DAVANIN KONUSU: Marka (Maddi Tazminat İstemli)
KARAR TARİHİ: 23/11/2022
İstinaf incelemesi için dairemize gönderilen dosyanın ilk incelemesi tamamlanmış olmakla, HMK 353. Maddesi gereğince dosya içeriğine göre duruşma yapılmasına gerek görülmeden dosya üzerinde yapılan inceleme sonucu;
GEREĞİ DÜŞÜNÜLDÜ:
DAVA: Davacı vekili dava dilekçesinde özetle; müvekkilinin işletmenin temellerinin dedesi tarafından bir asıra yakın bir süre önce 1920 senesinde atıldığını, o tarihten bu yana … Köftecisi markası ve ticaret unvanını kullandığını, 2000 senesinde “…” markasını … tescil numarası ile TPE’ye tescil ettirdiğini, tanınmışlık açısından dünyanın sayılı firmaları arasına girdiğini, davalı tarafın … Köftecîsî markasını taklit ederek ve bu tanınmışlıktan yararlanarak haksız kazanç elde ettiğini, davalının www…com isimli bir internet sitesi kurduğunu ve bu yolla da haksız kazanç sağladığını belirterek müvekkiline ait … Köftecîsî markasının davalı tarafından kullanılmasının yasaklanmasını, engellenmesini, ürünlerin toplatılmasını, el konulmasını, tabela ve tanırım araçlarının kaldırılmasını, www…com alan adına ihtiyati tedbir konulmasını, 556 Sayılı KHK madde 66/c uyarınca, marka hakkına tecavüz edenin markayı bir lisans anlaşması ile hukuka uygun şekilde kullanmış olması halinde ödemesi gereken lisans bedeline göre yoksun kaldığı kazancın hesaplanarak davalılardan şimdilik 15.000 TL maddi tazminatın dava tarihinden itibaren işleyecek en yüksek reeskont faizi ile birlikte tahsilini, 5.000 TL manevi tazminatın dava tarihinden işleyecek yasal faizi ile birlikte tahsilini talep ve dava etmiştir.

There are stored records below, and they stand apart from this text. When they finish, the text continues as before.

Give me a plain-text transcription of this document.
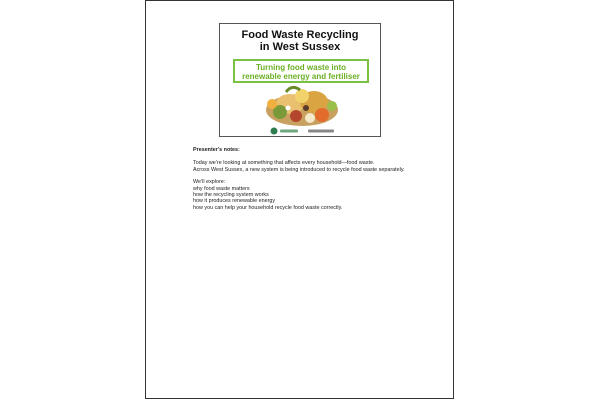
Food Waste Recycling
in West Sussex
Turning food waste into
renewable energy and fertiliser
Presenter's notes:
Today we’re looking at something that affects every household—food waste.
Across West Sussex, a new system is being introduced to recycle food waste separately.
We’ll explore:
why food waste matters
how the recycling system works
how it produces renewable energy
how you can help your household recycle food waste correctly.
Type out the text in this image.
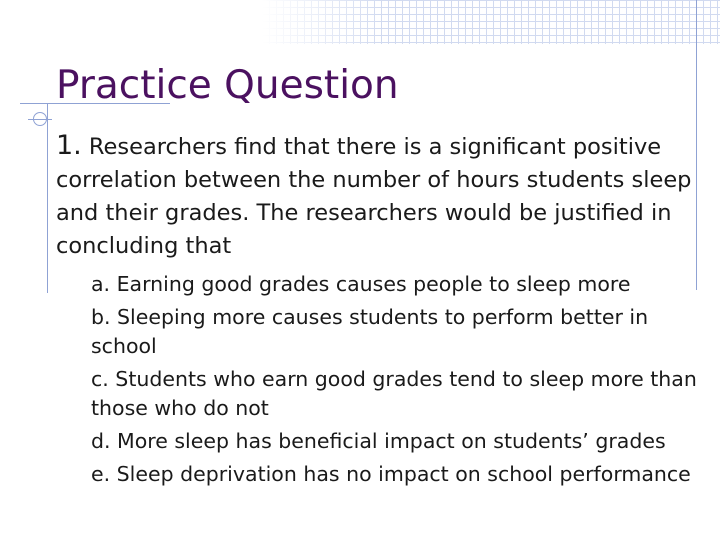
Practice Question

1. Researchers find that there is a significant positive correlation between the number of hours students sleep and their grades. The researchers would be justified in concluding that

a. Earning good grades causes people to sleep more
b. Sleeping more causes students to perform better in school
c. Students who earn good grades tend to sleep more than those who do not
d. More sleep has beneficial impact on students’ grades
e. Sleep deprivation has no impact on school performance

CEVAP: Davalı vekili cevap dilekçesinde özetle; … sayılı “…+Şekil” markasının hiçbir şekilde tanınmış olmadığını, bu konuda bir yargı kararı bulunmadığını, TPE nezdinde tanınmış marka olarak kaydı olmadığını, sadece … bölgesinde köftecilik yaptığını gösterdiğini, davacının ayırt edici niteliği olmayan ticaret alanında yaygın olarak herkesçe kullanılan işaretleri usul ve yasaya aykın olarak kendi adına tescil ettirdiğini, … sayı ile müvekkilinin tescil ettirdiği “…” ibareli markalarının ise ayırt edici niteliklere sahip olan özgün marka olduğunu, hem markanın hem de internet sitesinin kullanımının usul ve yasalara uygun, davacının iddialarının gerçeğe, usule ve yasalara tamamen aykırılık taşıdığını belirterek davanın reddine karar verilmesini talep etmiştir.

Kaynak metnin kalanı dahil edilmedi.